Je conviendrai que tout en faisant de bon cœur ce sacrifice pour Rupert, je vis avec peine qu’il l’acceptait sans difficulté. Il est certaines offres que nous faisons avec le désir de les voir acceptées, et qui cependant, une fois acceptées, excitent en nous un sentiment de regret. J’étais fâché que mon ami, le frère de Lucie, l’amant de Grace, — car je ne pouvais me faire illusion à cet égard, — n’eût pas assez d’orgueil pour refuser un argent qui devait être gagné à la sueur de mon front, et dans une profession qu’il ne se sentait pas le courage d’embrasser. Mais il avait accepté, et tout était dit.

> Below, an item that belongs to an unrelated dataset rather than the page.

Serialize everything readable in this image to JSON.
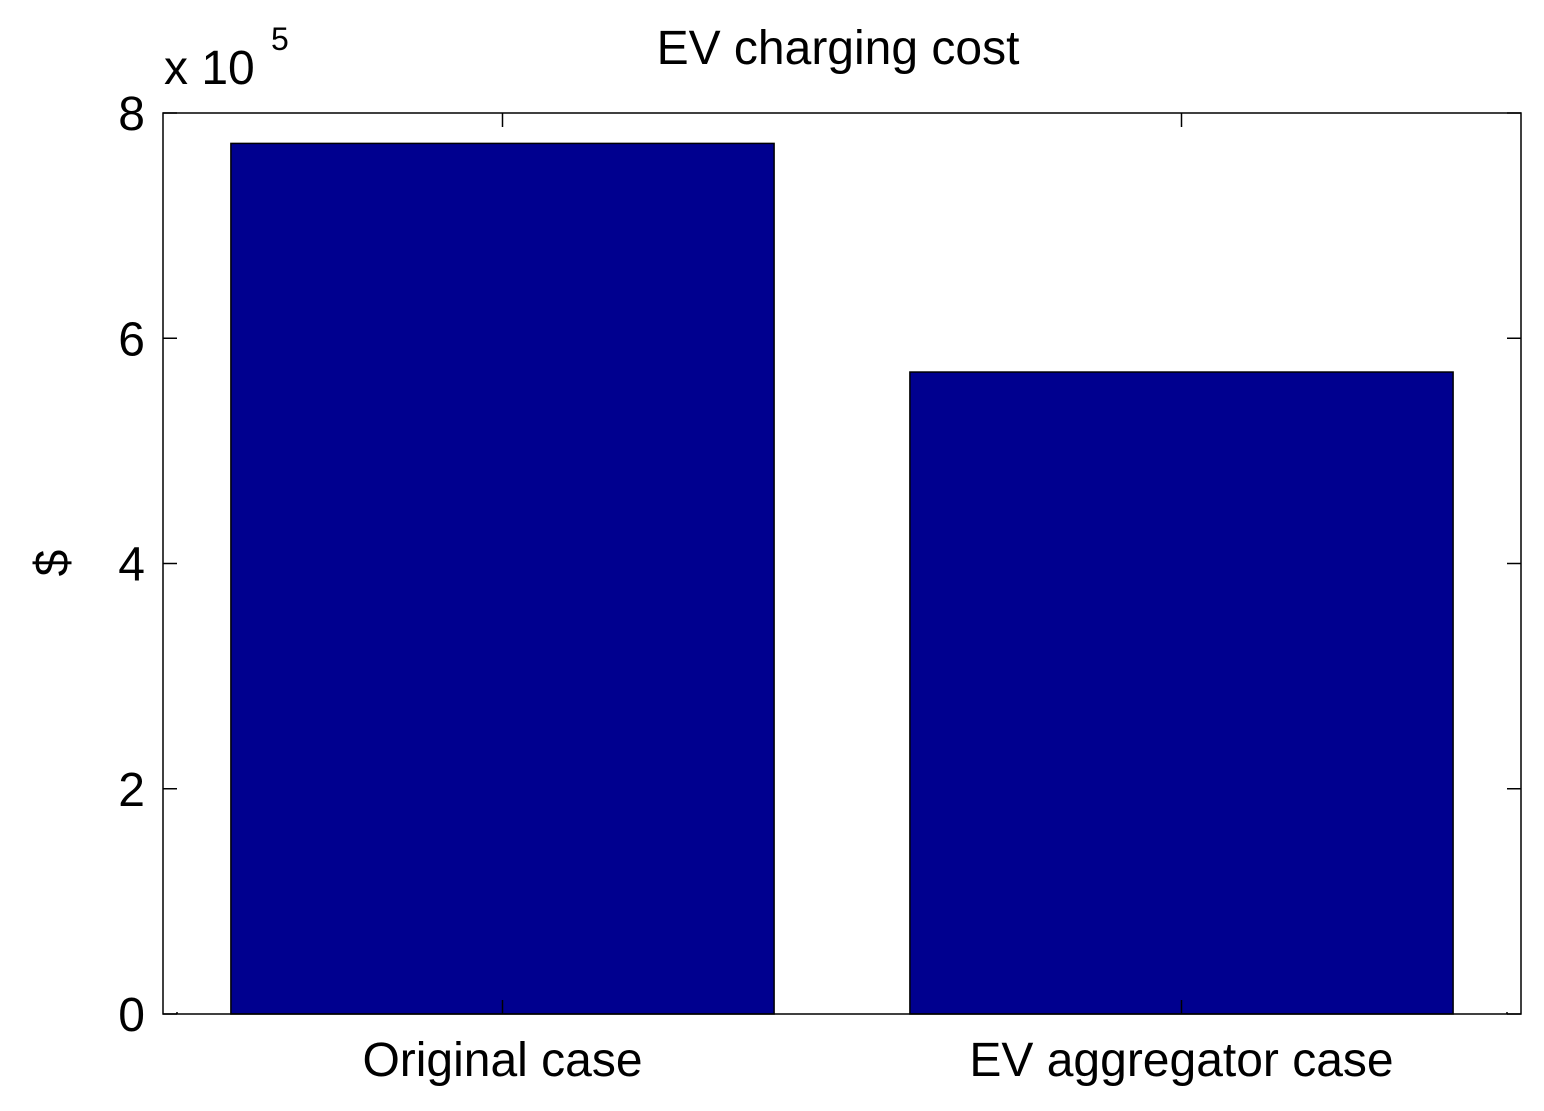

Grâce à l’activité qui régnait en 1798, la Crisis, trois jours après notre enrôlement, était prête à mettre à la voile. Notre équipage était assez bien composé. Dix de nos hommes n’avaient jamais vu l’Océan, mais c’étaient de jeunes gaillards, sains et vigoureux, qui promettaient de s’acclimater vite. Nous étions trente-huit à bord, y compris les officiers. Tout avait été préparé dans l’espoir d’appareiller un jeudi ; car le capitaine Williams était un homme prudent, et il voulait que le bâtiment fût en pleine mer, avec toute la première besogne terminée, avant le dimanche. Cependant quelques dispositions accessoires ne purent être prises à temps ; quant à partir un vendredi, il ne pouvait en être question. C’était ce que personne n’eût fait en 1798, à moins de nécessité absolue. Nous eûmes donc un jour de répit, et j’obtins la permission d’aller le passer à terre.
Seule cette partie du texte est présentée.